What struck me throughout the book, however, was the way in which Butcher kept coming across the church. When all other organs of society and culture seemed to be absent, Butcher still found friendly priests and bishops who hosted him and sent him on his way. He didn’t find many foreigners in Congo. But those he did find—and who weren’t working for the UN—were related to the church: missionary priests from the U.S. and Brazil, a missionary teacher from England. Unlike the UN types, these priests and missionaries were willing to leave their compounds and engage with the people around them.

The missionary from England tells Butcher:

The war has had one major effect in that there are only two real ways left for Congolese people to get on. Before, there was at least a system of schools to go to paid for by the state, a transport system so that people could reach other parts of the country, a health system so that if you were ill you could stand a chance of recovery.
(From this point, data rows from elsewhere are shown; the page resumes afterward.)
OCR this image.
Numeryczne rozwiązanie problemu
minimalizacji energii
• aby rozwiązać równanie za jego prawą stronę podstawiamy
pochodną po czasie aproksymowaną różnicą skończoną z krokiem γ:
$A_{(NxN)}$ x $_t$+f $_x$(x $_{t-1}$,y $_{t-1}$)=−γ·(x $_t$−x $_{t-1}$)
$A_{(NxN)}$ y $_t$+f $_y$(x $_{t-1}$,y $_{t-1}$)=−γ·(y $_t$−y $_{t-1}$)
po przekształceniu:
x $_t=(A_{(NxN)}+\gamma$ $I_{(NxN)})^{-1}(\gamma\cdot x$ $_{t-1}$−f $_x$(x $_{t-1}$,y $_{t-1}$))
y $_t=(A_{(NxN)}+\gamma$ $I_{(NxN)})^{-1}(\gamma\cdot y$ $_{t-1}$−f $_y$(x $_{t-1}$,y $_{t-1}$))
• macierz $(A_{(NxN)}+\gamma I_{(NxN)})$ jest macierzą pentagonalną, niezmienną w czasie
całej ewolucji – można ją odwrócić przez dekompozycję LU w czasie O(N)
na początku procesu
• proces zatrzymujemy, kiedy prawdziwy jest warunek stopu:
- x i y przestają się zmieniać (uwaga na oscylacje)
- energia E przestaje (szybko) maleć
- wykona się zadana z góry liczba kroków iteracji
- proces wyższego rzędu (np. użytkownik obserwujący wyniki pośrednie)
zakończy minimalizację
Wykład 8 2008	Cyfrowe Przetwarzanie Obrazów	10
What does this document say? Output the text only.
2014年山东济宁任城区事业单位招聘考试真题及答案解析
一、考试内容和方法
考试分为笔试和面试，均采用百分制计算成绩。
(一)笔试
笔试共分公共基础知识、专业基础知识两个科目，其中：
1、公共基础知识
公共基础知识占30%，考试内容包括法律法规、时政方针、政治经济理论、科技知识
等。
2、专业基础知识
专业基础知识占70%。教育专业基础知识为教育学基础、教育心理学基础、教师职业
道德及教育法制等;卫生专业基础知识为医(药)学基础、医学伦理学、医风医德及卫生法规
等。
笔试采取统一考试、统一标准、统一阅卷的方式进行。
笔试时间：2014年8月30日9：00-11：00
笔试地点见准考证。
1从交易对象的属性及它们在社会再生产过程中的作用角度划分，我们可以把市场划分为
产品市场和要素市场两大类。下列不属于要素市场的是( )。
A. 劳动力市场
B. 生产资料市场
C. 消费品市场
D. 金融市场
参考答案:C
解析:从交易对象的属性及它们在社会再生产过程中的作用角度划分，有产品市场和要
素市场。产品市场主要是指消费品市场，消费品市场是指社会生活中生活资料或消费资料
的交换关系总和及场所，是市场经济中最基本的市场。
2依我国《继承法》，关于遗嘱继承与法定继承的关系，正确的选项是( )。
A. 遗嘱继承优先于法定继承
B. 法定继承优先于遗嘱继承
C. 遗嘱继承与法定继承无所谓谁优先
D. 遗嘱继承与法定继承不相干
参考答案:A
But today all of that has gone, so that you only have two real options—you join a church, the only organization that provides an education, a way for someone to develop, or you join one of the militias and profit from the war.

It’s a depressing view, this, but it also has the seeds of hope. I am reminded of John, my Sudanese friend who said to me last year before our visit to Abyei, “We are the church. We are always on the ground!” Or it reminds me of a General Synod address Rowan Williams gave last year about his visit to Congo and Kenya.

Although Butcher’s book makes for disturbing reading, I found in it the seeds of hope, that even in the most war-torn parts of the world, the church remained. And if the church remains, hope remains.